Be aware of product shelf life by knowing the storage stability of the products on site. Do not exceed shelf life. Though generally not an issue for premium oils, some lubricant can stratify after a period of time, especially in colder temperatures. Rotate inventory so oldest product is used first. Product labeling should include delivery dates.

Good indoor storage ought to provide adequate environmental control for moisture, temperature, and cleanliness. Limit exposure to excessive temperatures. Storage of lubricants used in clean systems requiring an ISO cleanliness rating for equipment operational health need special storage and handling practices to prevent contamination when new oil is added, which should include filtering when adding to equipment.

Outdoor storage may require reduced inventory storage time in order to protect product integrity. Do not let drums stored outside sit upright where dirt and water can collect on top of the drum. Laying drums on their sides with the bungs positioned downward and stored on racks is best. At the very least for outdoor storage, tilt drums at an angel with the bung edge elevated to avoid water settling on the top of the drum. Drums should be covered when stored outdoors. Sensitive product should not be stored outdoors. Visually inspect whenever possible.

Ensure bulk storage is properly cleaned if switching from one product type to another product type. Breathers are important for keeping out contaminants in bulk storage, and allowing air to breathe in and out as fluid is being dispensed from bulk storage or added to bulk storage. Bulk storage tanks kept outside should have a water draw installed in the bottom of the tank.

Spill cleanup and containment material is an important component in proper lubricant storage. Have spill cleanup material readily available, stored properly, and inventoried. Have proper disposal containers for used spill cleanup material. Provide adequate containment in case of package container or bulk storage leakage or spills. There are many readily available commercial products that make this area of lubricant storage and handling easy to manage with a little planning.

It’s important to keep compatible products in the same location. Keep incompatible products in different areas. Consolidating inventory will make this easier. It will also make inventory control and storage easier. Many lubricant formulations can serve multiple applications. Work with your lubricant supplier to reduce the different types of products where possible. Storage of coolants should be kept in a separate area or facility to prevent possible contamination, especially if there is a risk of using a secondary container or transfer apparatus that is meant for oil, and vice versa.

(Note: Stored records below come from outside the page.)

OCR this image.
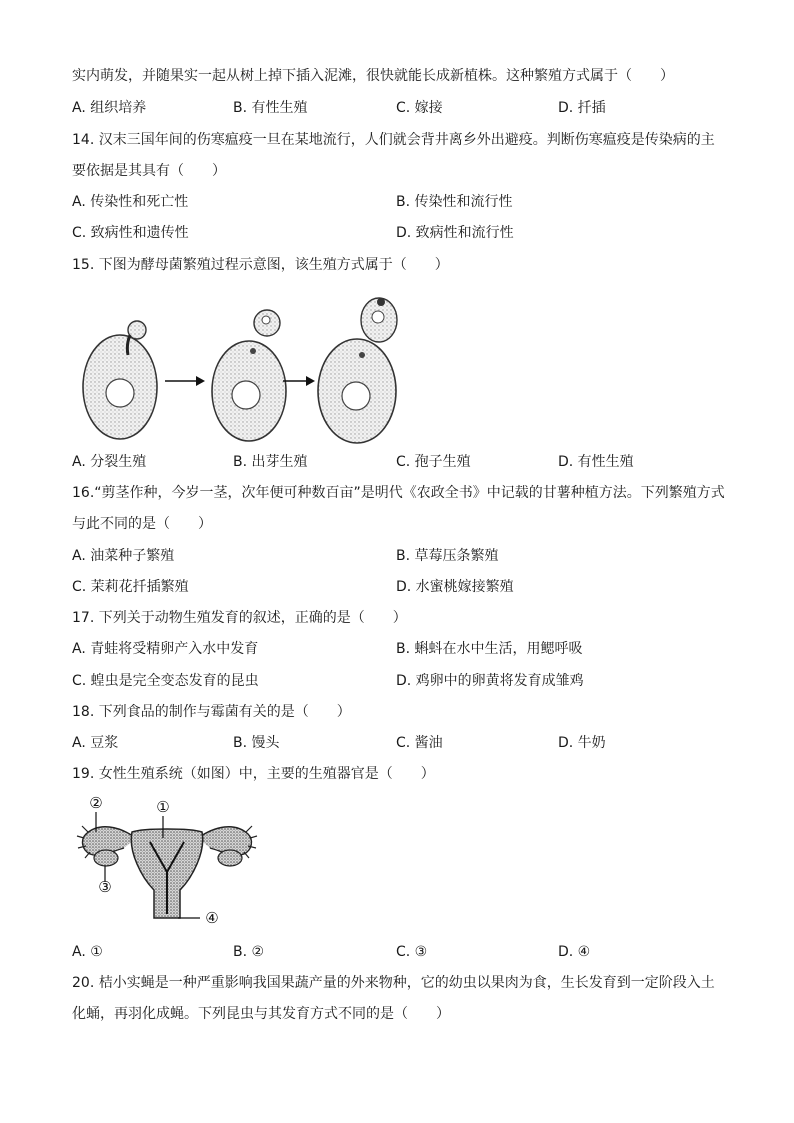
实内萌发，并随果实一起从树上掉下插入泥滩，很快就能长成新植株。这种繁殖方式属于（　　）
A. 组织培养	B. 有性生殖	C. 嫁接	D. 扦插
14. 汉末三国年间的伤寒瘟疫一旦在某地流行，人们就会背井离乡外出避疫。判断伤寒瘟疫是传染病的主
要依据是其具有（　　）
A. 传染性和死亡性	B. 传染性和流行性
C. 致病性和遗传性	D. 致病性和流行性
15. 下图为酵母菌繁殖过程示意图，该生殖方式属于（　　）
A. 分裂生殖	B. 出芽生殖	C. 孢子生殖	D. 有性生殖
16.“剪茎作种，今岁一茎，次年便可种数百亩”是明代《农政全书》中记载的甘薯种植方法。下列繁殖方式
与此不同的是（　　）
A. 油菜种子繁殖	B. 草莓压条繁殖
C. 茉莉花扦插繁殖	D. 水蜜桃嫁接繁殖
17. 下列关于动物生殖发育的叙述，正确的是（　　）
A. 青蛙将受精卵产入水中发育	B. 蝌蚪在水中生活，用鳃呼吸
C. 蝗虫是完全变态发育的昆虫	D. 鸡卵中的卵黄将发育成雏鸡
18. 下列食品的制作与霉菌有关的是（　　）
A. 豆浆	B. 馒头	C. 酱油	D. 牛奶
19. 女性生殖系统（如图）中，主要的生殖器官是（　　）
②	①
③
④
A. ①	B. ②	C. ③	D. ④
20. 桔小实蝇是一种严重影响我国果蔬产量的外来物种，它的幼虫以果肉为食，生长发育到一定阶段入土
化蛹，再羽化成蝇。下列昆虫与其发育方式不同的是（　　）
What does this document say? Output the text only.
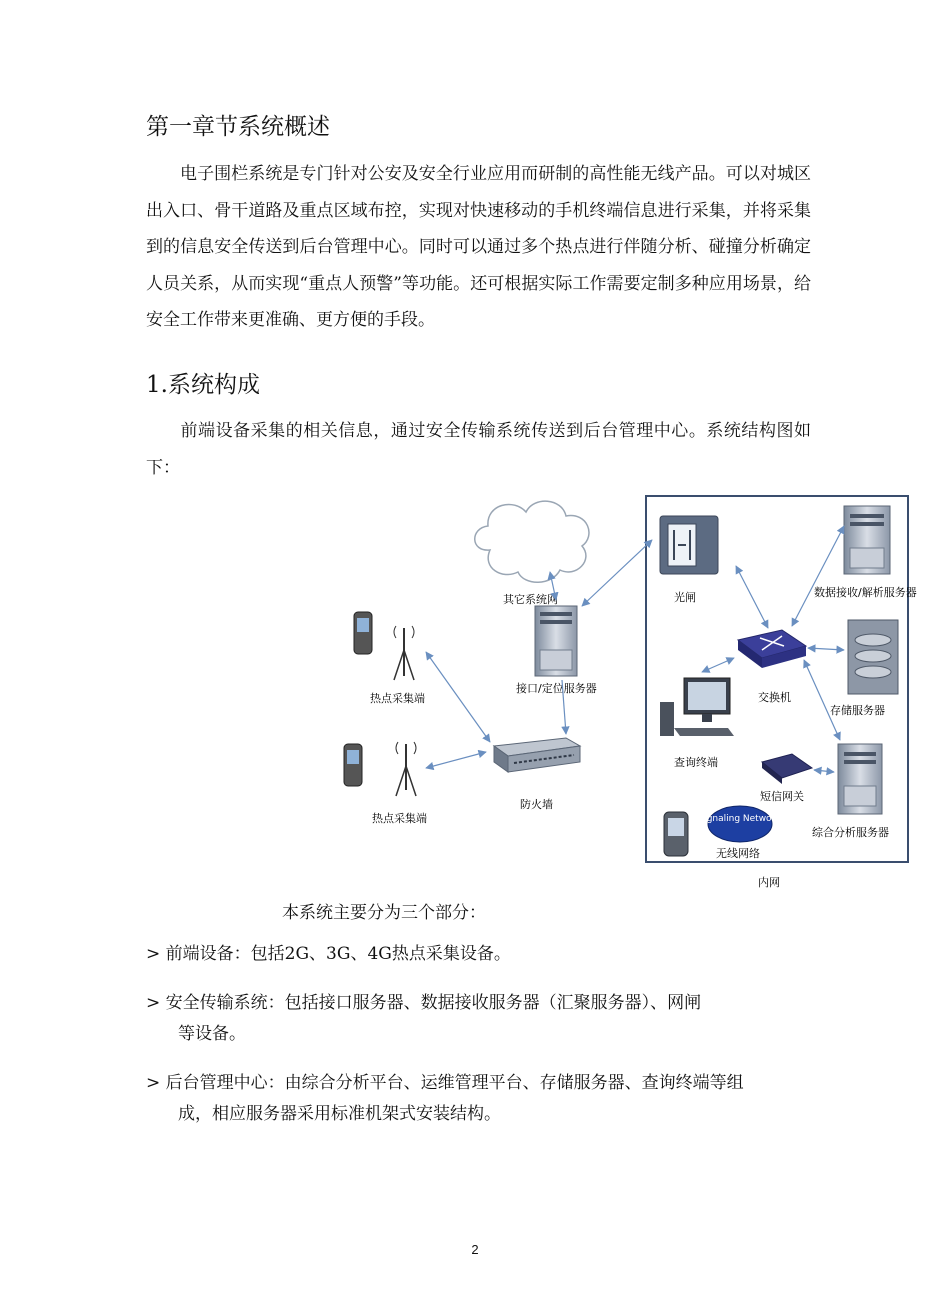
第一章节系统概述
电子围栏系统是专门针对公安及安全行业应用而研制的高性能无线产品。可以对城区出入口、骨干道路及重点区域布控，实现对快速移动的手机终端信息进行采集，并将采集到的信息安全传送到后台管理中心。同时可以通过多个热点进行伴随分析、碰撞分析确定人员关系，从而实现“重点人预警”等功能。还可根据实际工作需要定制多种应用场景，给安全工作带来更准确、更方便的手段。
1.系统构成
前端设备采集的相关信息，通过安全传输系统传送到后台管理中心。系统结构图如下：
其它系统网
接口/定位服务器
热点采集端
热点采集端
防火墙
光闸	数据接收/解析服务器
交换机
存储服务器
查询终端
短信网关
综合分析服务器
signaling Network
无线网络
内网
本系统主要分为三个部分：
> 前端设备：包括2G、3G、4G热点采集设备。
> 安全传输系统：包括接口服务器、数据接收服务器（汇聚服务器）、网闸
等设备。
> 后台管理中心：由综合分析平台、运维管理平台、存储服务器、查询终端等组
成，相应服务器采用标准机架式安装结构。
2
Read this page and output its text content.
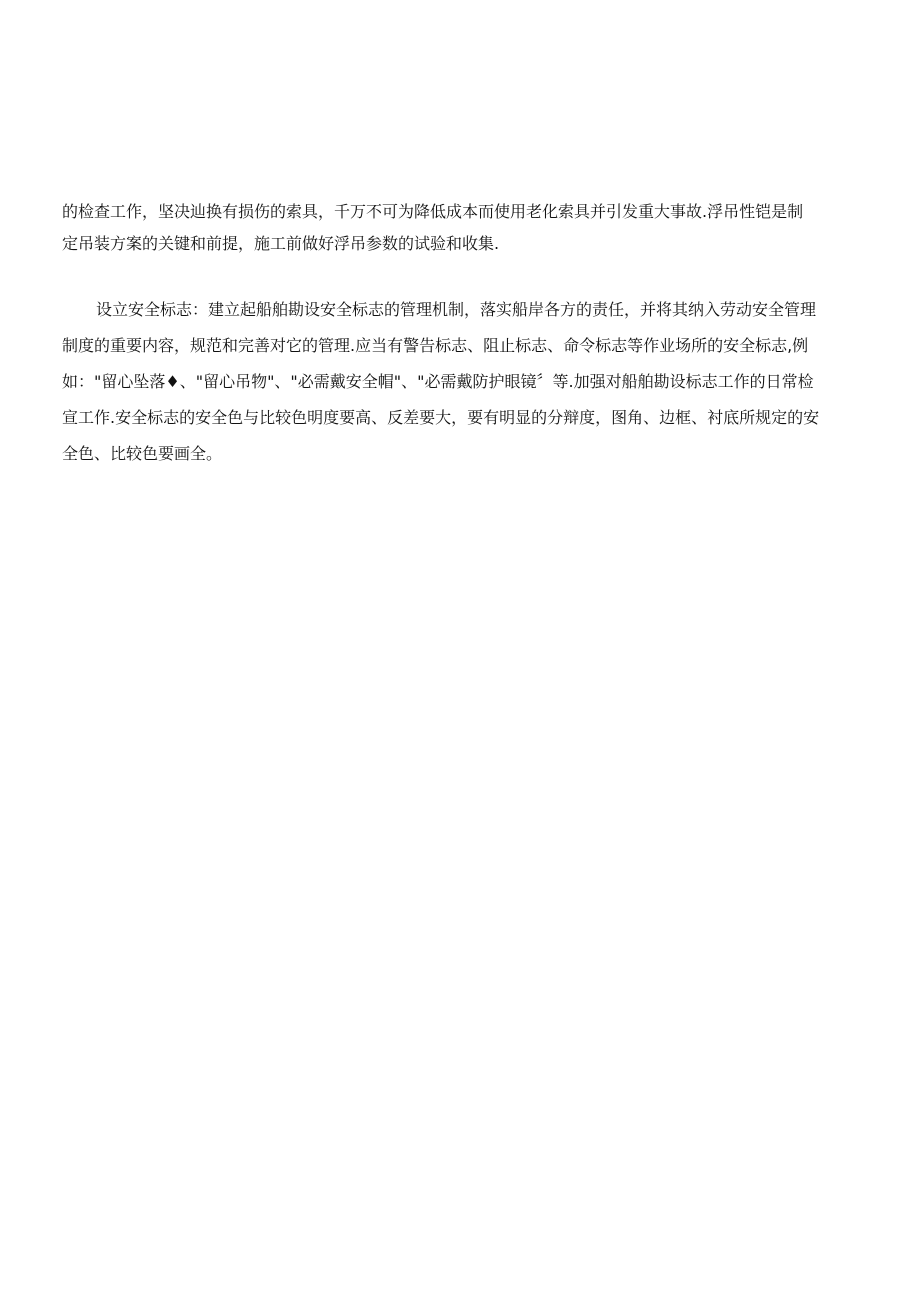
的检查工作，坚决辿换有损伤的索具，千万不可为降低成本而使用老化索具并引发重大事故.浮吊性铠是制
定吊装方案的关键和前提，施工前做好浮吊参数的试验和收集.
设立安全标志：建立起船舶勘设安全标志的管理机制，落实船岸各方的责任，并将其纳入劳动安全管理
制度的重要内容，规范和完善对它的管理.应当有警告标志、阻止标志、命令标志等作业场所的安全标志,例
如："留心坠落♦、"留心吊物"、"必需戴安全帽"、"必需戴防护眼镜〞等.加强对船舶勘设标志工作的日常检
宣工作.安全标志的安全色与比较色明度要高、反差要大，要有明显的分辩度，图角、边框、衬底所规定的安
全色、比较色要画全。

When transferring or dispensing product clean bung areas and spouts before opening. Make sure dispensing equipment is clean. When finished properly replace lids and bungs after opening. Ensure hoses and valves are sealed when not in use. Word of caution, when cleaning containers, spouts, and bung areas, shop towels can create and deposit a significant amount of fiber lint.

When using secondary containers or dispensing equipment to transfer or add fluid to equipment ensure they do not have oil residue from an incompatible product. This can be a common source of cross contamination. It’s best to use dispensing equipment for products that are compatible or dedicated to the product type. Funnels should be treated in the same manner as secondary transfer containers. Ensure secondary containers t or dispensing equipment are stored properly. Improvising adhoc secondary containers and funnels generally leads to a variety of contamination issues for new fluid being added to equipment.

These are just some general guidelines and this topic can be the source of extensive subject matter and procedural review. The intention is to provide some helpful information that can improve management measures and product reliability. There are many existing facilities where their procedures in this area are world class.